Ya Hambini et ZeroFrictionCycling qui font le taf mais ca reste 2 gugus dans un garage. Ils ont aujourd’hui des moyens conséquents pour des individus mais on est loin, très loin de recherches scientifiques complètes.
Ces saoulant je trouve car derrière il y a une industrie qui aurait parfaitement les moyens de coordonnées des études scientifiques transparentes et pertinentes !
a lire:
https://www.hambini.com/ceramic-bea...
https://zerofrictioncycling.com.au/...
Alors on va rester sur un: "on parle d un gain de 1 a 2W"
Rappelons juste 1 point: ces roulements nécessitent + d entretien (1 a 2x par an). Ils tolèrent très mal les impuretés.
grichka mardi 7 octobre 2025, 10:59
Lorsque j'alternais les shamal ultra (donc roulement céramiques) et Ksyrium SLR (roulement annulaires acier) lors des sorties club en descentes en roue libre le constat était toujours le même : rien ne changeait dans la hiérarchie avec les copains.
Le plus gros frein d'un roulement c'est l'étanchéité
Si l'on met un joint ou une bague d'étanchéité efficace, comme le fait Mavic, c'est sûr que sur un banc cela va être moins fluide.
S'il y a juste une coupelle d'étanchéité, comme c'était le cas sur les shamal à l'époque, c'était plus fluide sur banc ou support, mais moins efficace pour l'étanchéité et nécessite un entretien bien plus rigoureux et un remplacement régulier des roulements.
Un mécano m'avait donné le truc pour faire durer ces roulements : bourrer de graisse pour que cela déborde et évite la pénétration d'eau et d'impureté. Mais si tu bourre de graisse, et bien tu nuis à la fluidité.

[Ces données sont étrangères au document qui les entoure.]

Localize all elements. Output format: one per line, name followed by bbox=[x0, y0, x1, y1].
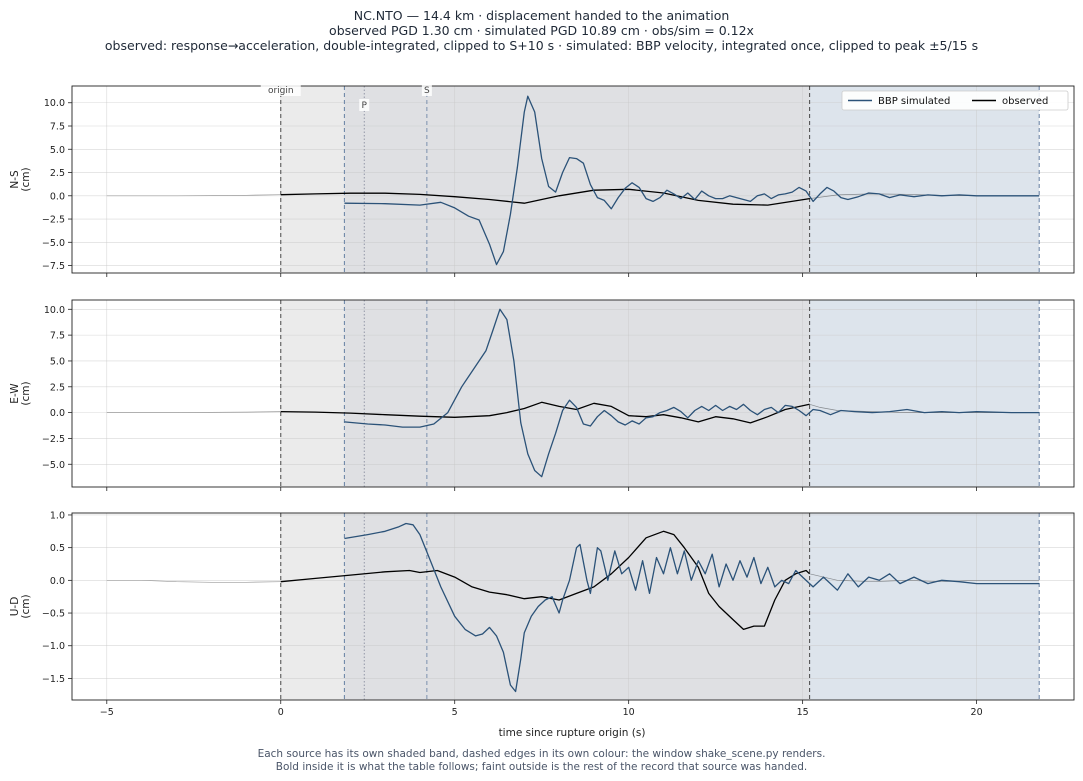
observed-series-line bbox=[280, 530, 811, 631]
y-tick-label: 5.0 bbox=[50, 145, 65, 156]
observed-series-faint-before bbox=[106, 411, 281, 413]
legend: BBP simulated observed bbox=[841, 90, 1069, 111]
marker-p-label: P bbox=[362, 101, 368, 111]
y-axis-label-line: (cm) bbox=[20, 381, 32, 405]
y-tick-label: 0.0 bbox=[50, 191, 65, 202]
simulated-window-band bbox=[809, 86, 1040, 273]
y-tick-label: −2.5 bbox=[42, 215, 65, 226]
chart-title-line-3: observed: response→acceleration, double-… bbox=[104, 38, 979, 53]
y-tick-label: 0.0 bbox=[50, 576, 65, 587]
marker-label-bg bbox=[260, 84, 301, 96]
y-axis-label: U-D(cm) bbox=[9, 594, 32, 618]
x-tick-label: −5 bbox=[100, 707, 114, 718]
y-tick-label: 0.0 bbox=[50, 408, 65, 419]
observed-series-line bbox=[280, 401, 810, 424]
chart-title-line-2: observed PGD 1.30 cm · simulated PGD 10.… bbox=[329, 23, 754, 38]
figure-footnote: Each source has its own shaded band, das… bbox=[0, 748, 1083, 773]
panel-frame bbox=[71, 85, 1075, 274]
y-tick-label: −5.0 bbox=[42, 238, 65, 249]
observed-window-band bbox=[280, 86, 345, 273]
y-axis-label-line: (cm) bbox=[20, 594, 32, 618]
panel-frame bbox=[71, 299, 1075, 488]
simulated-series-line bbox=[344, 308, 1040, 478]
panel-3: −1.5 −1.0 −0.5 0.0 0.5 1.0 −5 0 5 10 15 20 U-D(cm) bbox=[9, 510, 1075, 718]
y-tick-label: 5.0 bbox=[50, 356, 65, 367]
overlap-window-band bbox=[344, 300, 810, 487]
y-tick-label: 1.0 bbox=[50, 510, 65, 521]
y-tick-label: 7.5 bbox=[50, 122, 65, 133]
x-axis-label: time since rupture origin (s) bbox=[499, 727, 646, 739]
y-tick-label: −2.5 bbox=[42, 434, 65, 445]
marker-label-bg bbox=[421, 84, 432, 96]
x-tick-label: 0 bbox=[278, 707, 284, 718]
y-tick-label: −5.0 bbox=[42, 460, 65, 471]
y-tick-label: 7.5 bbox=[50, 331, 65, 342]
marker-origin-label: origin bbox=[268, 86, 294, 96]
y-axis-label: N-S(cm) bbox=[9, 167, 32, 191]
y-tick-label: −1.0 bbox=[42, 641, 65, 652]
x-tick-label: 10 bbox=[623, 707, 635, 718]
panel-2: −5.0 −2.5 0.0 2.5 5.0 7.5 10.0 E-W(cm) bbox=[9, 299, 1075, 491]
x-tick-label: 20 bbox=[971, 707, 983, 718]
y-tick-label: 10.0 bbox=[44, 98, 65, 109]
simulated-window-band bbox=[809, 300, 1040, 487]
observed-series-faint-before bbox=[106, 579, 281, 583]
overlap-window-band bbox=[344, 513, 810, 700]
overlap-window-band bbox=[344, 86, 810, 273]
y-tick-label: −7.5 bbox=[42, 261, 65, 272]
marker-label-bg bbox=[359, 99, 370, 111]
y-axis-label-line: N-S bbox=[9, 170, 21, 189]
x-tick-label: 15 bbox=[797, 707, 809, 718]
simulated-window-band bbox=[809, 513, 1040, 700]
chart-title-line-1: NC.NTO — 14.4 km · displacement handed t… bbox=[353, 8, 730, 23]
y-tick-label: 0.5 bbox=[50, 543, 65, 554]
chart-title-block: NC.NTO — 14.4 km · displacement handed t… bbox=[0, 8, 1083, 53]
legend-box bbox=[841, 90, 1069, 111]
y-tick-label: 2.5 bbox=[50, 168, 65, 179]
simulated-series-line bbox=[344, 95, 1040, 266]
y-axis-label: E-W(cm) bbox=[9, 381, 32, 405]
simulated-series-line bbox=[344, 522, 1040, 693]
x-tick-label: 5 bbox=[452, 707, 458, 718]
legend-label-observed: observed bbox=[1002, 96, 1048, 107]
footnote-line-1: Each source has its own shaded band, das… bbox=[257, 748, 826, 760]
observed-window-band bbox=[280, 513, 345, 700]
legend-label-simulated: BBP simulated bbox=[878, 96, 950, 107]
y-axis-label-line: U-D bbox=[9, 597, 21, 617]
y-axis-label-line: E-W bbox=[9, 383, 21, 404]
y-tick-label: −0.5 bbox=[42, 609, 65, 620]
panel-frame bbox=[71, 512, 1075, 701]
panel-1: −7.5 −5.0 −2.5 0.0 2.5 5.0 7.5 10.0 N-S(cm) origi… bbox=[9, 84, 1075, 277]
y-axis-label-line: (cm) bbox=[20, 167, 32, 191]
y-tick-label: −1.5 bbox=[42, 674, 65, 685]
observed-series-faint-before bbox=[106, 194, 281, 197]
y-tick-label: 10.0 bbox=[44, 305, 65, 316]
y-tick-label: 2.5 bbox=[50, 382, 65, 393]
marker-s-label: S bbox=[424, 86, 430, 96]
observed-window-band bbox=[280, 300, 345, 487]
footnote-line-2: Bold inside it is what the table follows… bbox=[275, 760, 808, 773]
observed-series-line bbox=[280, 188, 810, 206]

Il vaut mieux un roulement acier haut de gamme, qu'un roulement céramique moyenne gamme qui sera moins performant et plus cher
Bilou(76) mercredi 8 octobre 2025, 09:21
@Grichka, je suis assez d'accord avec ce que tu dis, mais si je me rappelle bien ce que j'ai lu ici même, c'est que Mavic a dû franchir le cap du roulement céramique pour satisfaire la demande des gens qui achètent des roues à ce tarif. C'est malheureux, mais là, c'est une réponse à un besoin commercial et c'est aussi ça qui fait vendre (je dis que c'est malheureux, parce que dans mon métier, j'ai déjà eu à concevoir des aberrations pour plaire au client, alors que je lui avais explique que c'était inutile...)
loulipo mercredi 8 octobre 2025, 17:09
@Griska.
Toute à fait raison sur l’arnaque des roulements céramiques.
Dans mon boulot, je côtois des experts mécaniciens sur le sujet (et qui font/entretiennent) du vélo. Ils m’ont confirmé que les roulements à céramiques n’apportent aucun gain sur un vélo.
Il n’y a pas assez de charges, ni de vitesse, ni de cumul de rotations, pour que les roulements céramiques soient meilleurs que les roulements acier.
La structure du moyeu (ou du boitier de pédalier) et le type de graisse font beaucoup beaucoup plus de différences !
C’est pour cela que les fabricants sacrifient la fiabilité pour présenter un semblant d’amélioration de fluidité sur les premières heures, avant des dégradations très rapides (et un rendement pire que les roulements acier).
DT Swiss a suivi la tendance avec leur moyeu haut de gamme DT180 : roulements céramiques et structure allégée, sur la dernière génération
Résultat : un entretien impératif (revoir le graissage) tous les 1000 km pour rester au niveau des roulements de leur gamme inférieure (DT240) et préserver l’intégrité (sinon, on usine les pistes en aluminium trop léger).